The weird thing was, only a few of them were about Christmas/celebration/religion. Some were just nothing to do with it. There was even a fair bit of shoe-horning in of other "issues" - see the very funny rant on breeders with a sense of entitlement just for having babies, and a wholly unfunny (on purpose) discussion of access to AIDS medication in South Africa. Now, I agree fully with the points made in both of those, but not really what I was expecting.

And there were no songs! It's not a carol service without a bit of a singalong. Looks like I'm going to have to hypocritically go along to midnight mass again this year.

We were all issued with a free copy of New Humanist magazine, which I hadn't heard of before and probably won't be buying again on the basis that it's too dull and worthy for words. On my way home, I happened to sit down on the bus next to an older lady also clutching a copy so we got to talking about the event (her opinion matched mine: too long, too hot in the theatre, about half of it good and half not). She then produced a card and strongly encouraged me to join the National Secular Society. Uh, how is this different from a Jehovah's Witness trying to recruit me? Luckily conversation moved on to the air-time given to religion on Radio 4 (Thought for the Day, I'm talking about you, because I don't want god with my cornflakes and news broadcasting) and then I escaped the bus.

So for all of you celebrating one thing or another over the next few weeks, even if that's only getting some time off work and the opportunity to stuff yourself with Terry's Chocolate Orange, I leave you with my little light-up USB Christmas tree from my cubicle at work:


(Off to my parents' place now for the festive season, so blogging will be limited.)


Denise said...

wow the fun stuff you get to do in London. I'm sure there is similar fun to be had in nearlby Washington DC if I wasn't too mommied up to participate ;P
Enjoy Festivus (Seinfeld? No? Google it)- I think that's the perfect holiday for you

Roland Hulme said...

You're a redhead AND an athiest? You officially rock, Ginger Lucy.

stash haus said...

That is some very disappointing info on Ricky Gervais. I love The Office - both the British and American versions - haven't seen Extras yet, but that on my queue of DVDs to rent. But I've never heard him doing stand up - and now am very happy for that fact.

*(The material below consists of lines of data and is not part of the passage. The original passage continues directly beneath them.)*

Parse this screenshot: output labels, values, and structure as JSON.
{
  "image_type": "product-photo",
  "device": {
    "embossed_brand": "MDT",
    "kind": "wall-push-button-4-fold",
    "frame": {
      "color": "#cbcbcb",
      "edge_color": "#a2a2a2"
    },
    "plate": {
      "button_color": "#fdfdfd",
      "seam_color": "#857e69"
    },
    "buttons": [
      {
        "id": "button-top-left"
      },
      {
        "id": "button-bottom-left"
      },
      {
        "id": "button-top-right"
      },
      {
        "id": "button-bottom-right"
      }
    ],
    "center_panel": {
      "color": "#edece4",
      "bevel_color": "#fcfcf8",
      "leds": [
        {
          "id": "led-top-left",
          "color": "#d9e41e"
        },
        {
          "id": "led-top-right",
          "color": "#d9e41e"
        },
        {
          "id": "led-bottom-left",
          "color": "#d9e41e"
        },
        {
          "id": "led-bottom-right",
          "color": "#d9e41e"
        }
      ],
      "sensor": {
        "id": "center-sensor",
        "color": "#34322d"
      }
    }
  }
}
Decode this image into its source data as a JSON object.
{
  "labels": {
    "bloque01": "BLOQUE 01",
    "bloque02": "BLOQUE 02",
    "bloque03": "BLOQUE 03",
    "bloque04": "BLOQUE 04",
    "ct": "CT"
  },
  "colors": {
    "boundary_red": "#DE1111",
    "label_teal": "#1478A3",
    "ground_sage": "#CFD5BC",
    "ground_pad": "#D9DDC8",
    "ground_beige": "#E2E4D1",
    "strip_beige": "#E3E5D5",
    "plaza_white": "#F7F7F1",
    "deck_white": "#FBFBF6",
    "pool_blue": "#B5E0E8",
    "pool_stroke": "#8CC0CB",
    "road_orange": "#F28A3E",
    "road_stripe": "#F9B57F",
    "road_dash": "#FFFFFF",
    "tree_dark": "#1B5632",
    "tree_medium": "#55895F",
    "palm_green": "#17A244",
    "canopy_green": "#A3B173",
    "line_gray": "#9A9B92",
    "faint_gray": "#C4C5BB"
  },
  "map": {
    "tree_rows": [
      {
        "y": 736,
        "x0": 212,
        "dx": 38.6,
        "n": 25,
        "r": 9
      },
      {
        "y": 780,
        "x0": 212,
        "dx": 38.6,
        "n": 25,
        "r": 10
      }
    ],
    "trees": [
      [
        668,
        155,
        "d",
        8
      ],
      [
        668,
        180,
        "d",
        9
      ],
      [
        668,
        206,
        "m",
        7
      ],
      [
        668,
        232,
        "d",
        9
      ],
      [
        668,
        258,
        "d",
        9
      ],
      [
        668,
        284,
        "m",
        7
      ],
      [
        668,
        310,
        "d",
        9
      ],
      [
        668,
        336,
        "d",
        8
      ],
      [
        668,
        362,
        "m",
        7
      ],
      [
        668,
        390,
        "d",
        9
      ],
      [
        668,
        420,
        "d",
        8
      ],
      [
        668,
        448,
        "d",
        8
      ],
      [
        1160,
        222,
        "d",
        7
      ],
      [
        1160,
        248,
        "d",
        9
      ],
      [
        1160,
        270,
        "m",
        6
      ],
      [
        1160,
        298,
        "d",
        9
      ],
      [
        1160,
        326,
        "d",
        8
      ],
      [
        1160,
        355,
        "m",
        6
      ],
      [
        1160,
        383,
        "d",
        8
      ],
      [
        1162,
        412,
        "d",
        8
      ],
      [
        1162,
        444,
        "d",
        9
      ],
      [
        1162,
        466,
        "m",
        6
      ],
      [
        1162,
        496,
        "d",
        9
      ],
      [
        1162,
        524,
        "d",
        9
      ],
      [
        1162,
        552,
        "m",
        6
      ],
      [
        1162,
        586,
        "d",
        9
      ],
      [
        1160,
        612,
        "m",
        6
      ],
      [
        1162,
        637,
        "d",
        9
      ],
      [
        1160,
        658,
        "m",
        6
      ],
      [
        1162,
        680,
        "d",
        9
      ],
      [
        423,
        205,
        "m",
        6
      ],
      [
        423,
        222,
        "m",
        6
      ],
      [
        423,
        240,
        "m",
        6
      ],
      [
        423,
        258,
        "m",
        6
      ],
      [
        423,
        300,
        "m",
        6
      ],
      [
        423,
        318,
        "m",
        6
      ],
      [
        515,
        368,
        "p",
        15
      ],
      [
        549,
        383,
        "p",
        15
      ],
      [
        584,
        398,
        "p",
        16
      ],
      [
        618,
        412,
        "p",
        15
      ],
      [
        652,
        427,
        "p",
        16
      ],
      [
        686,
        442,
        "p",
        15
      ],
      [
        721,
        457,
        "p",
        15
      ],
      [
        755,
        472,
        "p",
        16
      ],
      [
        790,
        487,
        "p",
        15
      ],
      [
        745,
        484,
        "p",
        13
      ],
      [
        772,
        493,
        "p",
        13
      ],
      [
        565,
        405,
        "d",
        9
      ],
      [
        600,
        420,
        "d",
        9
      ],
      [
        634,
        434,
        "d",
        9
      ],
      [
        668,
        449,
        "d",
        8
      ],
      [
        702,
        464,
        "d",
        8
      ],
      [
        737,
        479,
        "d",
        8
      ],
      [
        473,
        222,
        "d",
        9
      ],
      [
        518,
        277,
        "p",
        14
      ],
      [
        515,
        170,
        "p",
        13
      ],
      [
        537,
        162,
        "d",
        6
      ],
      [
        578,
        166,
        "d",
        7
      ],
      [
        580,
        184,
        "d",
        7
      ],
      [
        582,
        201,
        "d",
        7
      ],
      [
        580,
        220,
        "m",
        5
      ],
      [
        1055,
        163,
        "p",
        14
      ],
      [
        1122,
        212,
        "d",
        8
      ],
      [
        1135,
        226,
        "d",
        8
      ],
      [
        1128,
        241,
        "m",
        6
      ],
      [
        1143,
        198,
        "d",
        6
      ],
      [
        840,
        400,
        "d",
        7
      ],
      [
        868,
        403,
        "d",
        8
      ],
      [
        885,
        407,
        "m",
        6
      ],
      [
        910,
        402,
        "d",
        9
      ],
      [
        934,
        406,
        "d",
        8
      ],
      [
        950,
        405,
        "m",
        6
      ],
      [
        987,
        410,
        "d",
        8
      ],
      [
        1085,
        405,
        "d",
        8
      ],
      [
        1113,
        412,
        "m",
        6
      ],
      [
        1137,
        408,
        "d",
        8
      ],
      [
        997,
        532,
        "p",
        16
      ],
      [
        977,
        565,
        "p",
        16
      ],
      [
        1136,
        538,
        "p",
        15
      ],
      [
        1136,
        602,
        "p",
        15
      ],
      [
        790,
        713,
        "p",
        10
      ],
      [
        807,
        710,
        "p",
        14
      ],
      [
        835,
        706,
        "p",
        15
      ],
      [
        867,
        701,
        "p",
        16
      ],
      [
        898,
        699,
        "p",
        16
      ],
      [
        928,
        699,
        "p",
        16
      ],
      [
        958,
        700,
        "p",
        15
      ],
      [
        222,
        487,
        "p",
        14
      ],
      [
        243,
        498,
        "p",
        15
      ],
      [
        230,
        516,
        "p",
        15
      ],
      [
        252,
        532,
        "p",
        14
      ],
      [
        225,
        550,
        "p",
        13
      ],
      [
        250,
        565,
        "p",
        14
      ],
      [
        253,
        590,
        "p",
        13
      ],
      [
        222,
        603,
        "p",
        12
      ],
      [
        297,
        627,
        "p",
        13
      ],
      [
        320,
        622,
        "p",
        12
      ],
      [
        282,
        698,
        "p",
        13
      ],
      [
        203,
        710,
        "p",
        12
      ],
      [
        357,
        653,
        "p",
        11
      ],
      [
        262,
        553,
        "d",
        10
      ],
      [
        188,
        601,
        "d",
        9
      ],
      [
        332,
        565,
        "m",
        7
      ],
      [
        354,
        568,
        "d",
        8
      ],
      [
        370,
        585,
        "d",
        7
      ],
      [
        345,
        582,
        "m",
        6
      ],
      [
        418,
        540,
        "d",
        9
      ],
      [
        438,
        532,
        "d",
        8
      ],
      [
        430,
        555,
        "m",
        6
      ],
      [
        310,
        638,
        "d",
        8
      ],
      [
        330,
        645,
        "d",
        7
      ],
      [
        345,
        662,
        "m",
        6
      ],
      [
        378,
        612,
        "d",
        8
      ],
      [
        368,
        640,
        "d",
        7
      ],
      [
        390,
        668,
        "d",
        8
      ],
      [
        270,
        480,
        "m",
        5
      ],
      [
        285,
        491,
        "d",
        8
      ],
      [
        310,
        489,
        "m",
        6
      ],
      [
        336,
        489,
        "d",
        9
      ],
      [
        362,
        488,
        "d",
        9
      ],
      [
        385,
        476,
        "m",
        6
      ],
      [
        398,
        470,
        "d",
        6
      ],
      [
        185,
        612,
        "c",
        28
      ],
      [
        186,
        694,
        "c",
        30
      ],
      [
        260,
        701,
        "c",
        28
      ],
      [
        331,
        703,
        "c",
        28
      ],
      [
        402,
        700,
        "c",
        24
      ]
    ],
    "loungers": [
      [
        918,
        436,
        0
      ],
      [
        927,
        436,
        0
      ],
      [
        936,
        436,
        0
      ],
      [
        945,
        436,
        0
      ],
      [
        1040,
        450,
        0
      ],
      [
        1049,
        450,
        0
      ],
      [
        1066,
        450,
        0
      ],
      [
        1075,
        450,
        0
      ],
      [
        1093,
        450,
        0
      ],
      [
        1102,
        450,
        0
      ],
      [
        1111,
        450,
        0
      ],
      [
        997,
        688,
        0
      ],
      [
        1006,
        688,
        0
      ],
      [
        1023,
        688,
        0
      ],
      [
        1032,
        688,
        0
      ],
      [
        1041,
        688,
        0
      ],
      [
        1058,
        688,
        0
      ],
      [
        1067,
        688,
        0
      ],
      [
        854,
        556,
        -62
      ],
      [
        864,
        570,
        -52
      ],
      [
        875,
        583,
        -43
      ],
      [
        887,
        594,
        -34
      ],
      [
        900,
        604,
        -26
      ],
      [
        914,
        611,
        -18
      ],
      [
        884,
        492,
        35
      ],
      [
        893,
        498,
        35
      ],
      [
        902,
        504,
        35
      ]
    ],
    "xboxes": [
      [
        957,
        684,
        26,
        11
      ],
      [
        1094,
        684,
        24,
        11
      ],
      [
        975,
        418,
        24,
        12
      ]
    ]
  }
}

Sorry you didn't get your fill of seasonal music. I must say - I've been to Evensong at St. Paul's, Westminster, and Yorkminster. Even if you don't believe, I can believe it's quite the show on Christmas - and, oh, I can only imagine the music! That's the reason I go - to hear the choirs and the fine organists play.

Happy Christmas, Lucy! Figure I'm safe wishing you that as you've got a tree in your cubicle! ;-) Have a lovely holiday with the family.